Update the data of the bin according to the recursive step and generated their fasta.

Parameters:¶

bin_idstr: Name of the parental bin.
contigs_datapandas.DataFrame: Table with all the data from the contigs.
recursive_binsdict: Dictionnary which has as keys the values of the recursive iterations from Louvain or Leiden separated by a semicolon and as values the list of the id of the contigs.
assemblystr: Path to the fasta file.
outdirstr: Path to the output directory to write the new fasta.
tmpdirstr: Path to the file where to write the temporary contigs list.
sizeint: Size threshold to generate fasta.
contaminationboolean: True if one bin has already been generated, false otherwise.
parent_dictdict: Dictionnary with recursive bin_id as key and parent bin as values.
prefixstr: Sample prefix to use.

Returns:¶

boolean:: True if one bin has already been generated, false otherwise.
pandas.DataFrame: Updated dictionnary which has as keys the values of the iterations from the recursive partition separated by a semicolon and as values the list of the id of the contigs.
dict: Dictionnary with recursive bin_id as key and parent bin as values.
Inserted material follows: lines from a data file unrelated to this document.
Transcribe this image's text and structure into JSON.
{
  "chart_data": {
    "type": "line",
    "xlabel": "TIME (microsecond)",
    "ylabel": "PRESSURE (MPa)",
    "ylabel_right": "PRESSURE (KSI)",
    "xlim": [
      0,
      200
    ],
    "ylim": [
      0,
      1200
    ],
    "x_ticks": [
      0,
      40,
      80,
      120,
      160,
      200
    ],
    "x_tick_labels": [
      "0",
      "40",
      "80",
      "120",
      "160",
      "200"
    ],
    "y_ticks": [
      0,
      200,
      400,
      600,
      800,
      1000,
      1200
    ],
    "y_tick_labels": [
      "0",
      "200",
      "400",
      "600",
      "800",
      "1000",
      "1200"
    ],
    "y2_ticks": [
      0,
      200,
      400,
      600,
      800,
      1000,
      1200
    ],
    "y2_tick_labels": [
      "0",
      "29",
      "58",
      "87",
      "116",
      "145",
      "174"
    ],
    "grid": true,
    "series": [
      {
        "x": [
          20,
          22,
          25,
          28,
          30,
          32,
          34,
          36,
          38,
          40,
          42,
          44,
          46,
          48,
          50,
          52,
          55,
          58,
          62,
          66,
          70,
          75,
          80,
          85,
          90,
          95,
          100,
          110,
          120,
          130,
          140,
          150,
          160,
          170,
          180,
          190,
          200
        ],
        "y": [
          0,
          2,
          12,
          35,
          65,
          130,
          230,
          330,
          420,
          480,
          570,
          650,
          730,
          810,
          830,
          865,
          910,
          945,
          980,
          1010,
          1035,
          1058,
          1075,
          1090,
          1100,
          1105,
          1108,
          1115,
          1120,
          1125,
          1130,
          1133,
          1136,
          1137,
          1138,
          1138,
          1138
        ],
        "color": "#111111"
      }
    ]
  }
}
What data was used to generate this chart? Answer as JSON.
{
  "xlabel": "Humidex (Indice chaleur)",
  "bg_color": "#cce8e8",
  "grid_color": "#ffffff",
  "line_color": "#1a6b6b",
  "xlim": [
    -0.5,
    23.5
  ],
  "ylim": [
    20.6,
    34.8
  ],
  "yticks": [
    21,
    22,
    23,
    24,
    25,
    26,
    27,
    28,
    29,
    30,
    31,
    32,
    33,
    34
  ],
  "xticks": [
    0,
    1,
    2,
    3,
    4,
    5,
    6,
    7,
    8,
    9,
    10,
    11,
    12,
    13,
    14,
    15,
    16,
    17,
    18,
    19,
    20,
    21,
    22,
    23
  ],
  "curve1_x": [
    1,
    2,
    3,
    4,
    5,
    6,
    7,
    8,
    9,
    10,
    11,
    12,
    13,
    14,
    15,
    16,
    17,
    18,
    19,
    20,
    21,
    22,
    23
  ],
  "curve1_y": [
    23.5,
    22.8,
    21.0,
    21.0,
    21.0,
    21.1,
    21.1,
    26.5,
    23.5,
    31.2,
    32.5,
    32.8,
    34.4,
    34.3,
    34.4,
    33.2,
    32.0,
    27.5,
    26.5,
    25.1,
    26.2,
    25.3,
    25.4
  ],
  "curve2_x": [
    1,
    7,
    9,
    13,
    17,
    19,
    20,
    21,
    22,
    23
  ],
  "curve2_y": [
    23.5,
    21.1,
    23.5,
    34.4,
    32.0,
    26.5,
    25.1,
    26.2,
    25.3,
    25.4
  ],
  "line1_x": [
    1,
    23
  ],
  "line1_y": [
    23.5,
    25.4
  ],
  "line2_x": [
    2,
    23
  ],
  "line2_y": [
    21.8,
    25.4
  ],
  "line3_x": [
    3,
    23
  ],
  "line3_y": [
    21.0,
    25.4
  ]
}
metator.validation.write_bins_contigs(bin_summary, contigs_data, outfile, prefix)[source]¶

Function to write a table with the nodes kept in the bins and their bin id. The file is adapted to be added in anvio.

Parameters:¶

bin_summarydict: Dictionnary with the informations of the final bins kept by MetaTOR.
contigs_datapandas.core.frame.DataFrame: Dataframe with the contigs informations.
outfilestr: Path where to write the output file.
prefixstr: Sample prefix to use.

Returns:¶

pandas.core.frame.DataFrame: Dataframe with the contigs informations with the final bin information.